I stopped at the grocery store on my way home from school today. As I was checking out, one of the cashiers called, “Here comes the snow!” And like little kids, we all ran to the big windows and looked outside.

It was beautiful. Huge, perfect white flakes, coming down in slow motion, like in a romantic movie. The store’s muzak system was even playing soft, sentimental music. The bag-boy put his arm around the old lady who kept the books. We were all entranced.

For a few moments, a big group of total strangers were united, as we all stood there and silently watched that slow-motion, too-beautiful-to-be-real snow. The same goofy child-like smile was on everybody’s face. It was one of those stopped-time moments. The whole world was peaceful and kind. I’ll remember it always.

And then, as we watched, a big heavily-loaded truck ran the red light and blind-sided a minivan that had the green light. It had started forward and was beginning to turn into the store’s parking lot. The truck hit the van so hard that it exploded and burst into flames. Black oily smoke filled the air, and suddenly there were no more large white beautiful snowflakes. There were, instead, large black horrible ash-flakes. Still coming down in slow motion.

A Burger King fun meal toy landed right in front of the grocery store window.

It happened so fast. Nobody saw it coming. Nobody could comprehend that it had even happened.

And it wasn’t even loud. We didn’t even hear the impact because of the instant explosion, and it wasn’t loud either. It was almost like watching an old silent film of an atomic bomb experiment in the desert. It wasn’t there, and then suddenly it was, blooming up from the sand like an ethereal mushroom.

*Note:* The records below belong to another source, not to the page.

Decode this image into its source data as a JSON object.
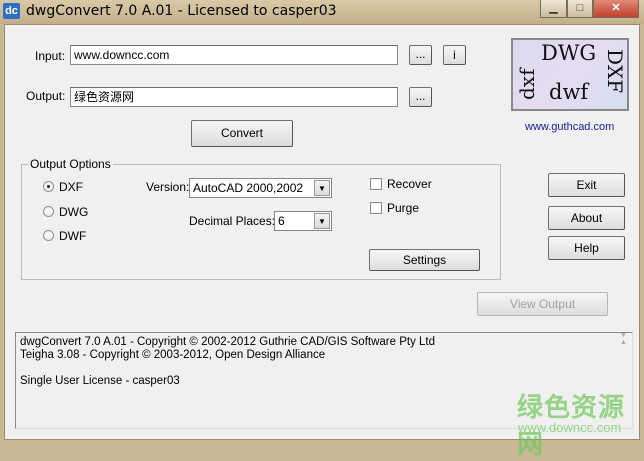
{
  "window": {
    "title": "dwgConvert 7.0 A.01 - Licensed to casper03",
    "icon_text": "dc"
  },
  "input": {
    "label": "Input:",
    "value": "www.downcc.com",
    "browse_label": "...",
    "info_label": "i"
  },
  "output": {
    "label": "Output:",
    "value": "绿色资源网",
    "browse_label": "..."
  },
  "convert_label": "Convert",
  "logo": {
    "dwg": "DWG",
    "dxf_upper": "DXF",
    "dxf_lower": "dxf",
    "dwf": "dwf"
  },
  "link": "www.guthcad.com",
  "options": {
    "title": "Output Options",
    "formats": [
      {
        "label": "DXF",
        "selected": true
      },
      {
        "label": "DWG",
        "selected": false
      },
      {
        "label": "DWF",
        "selected": false
      }
    ],
    "version_label": "Version:",
    "version_value": "AutoCAD 2000,2002",
    "decimal_label": "Decimal Places:",
    "decimal_value": "6",
    "recover_label": "Recover",
    "purge_label": "Purge",
    "settings_label": "Settings"
  },
  "side": {
    "exit": "Exit",
    "about": "About",
    "help": "Help"
  },
  "view_output_label": "View Output",
  "log": [
    "dwgConvert 7.0 A.01 - Copyright © 2002-2012 Guthrie CAD/GIS Software Pty Ltd",
    "Teigha 3.08 - Copyright © 2003-2012, Open Design Alliance",
    "",
    "Single User License - casper03"
  ],
  "watermark": {
    "title": "绿色资源网",
    "url": "www.downcc.com"
  }
}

For the first time, I can sort of, almost, barely, comprehend the element of total surprise that survivors of terrible catastrophes talk about. “We had no warning. It happened too fast.”

I can see that now.

I think it is the fun meal toy and what it no doubt means, that affects me the most.

Wrecks are seldom written up, in this city’s papers. I hope they don’t do this one, either. I don’t want my mind to be able to put any names to what I saw. I don’t want to know the name of the truck driver who ran the red light. And I especially don’t want to know the name of the child who was eating chicken fingers with one hand and holding a fun meal toy in the other.

Sometimes, I think life is a kind of Russian roulette.

If it wasn’t for the occasional flashes of beauty, I wonder if any of us could stand it.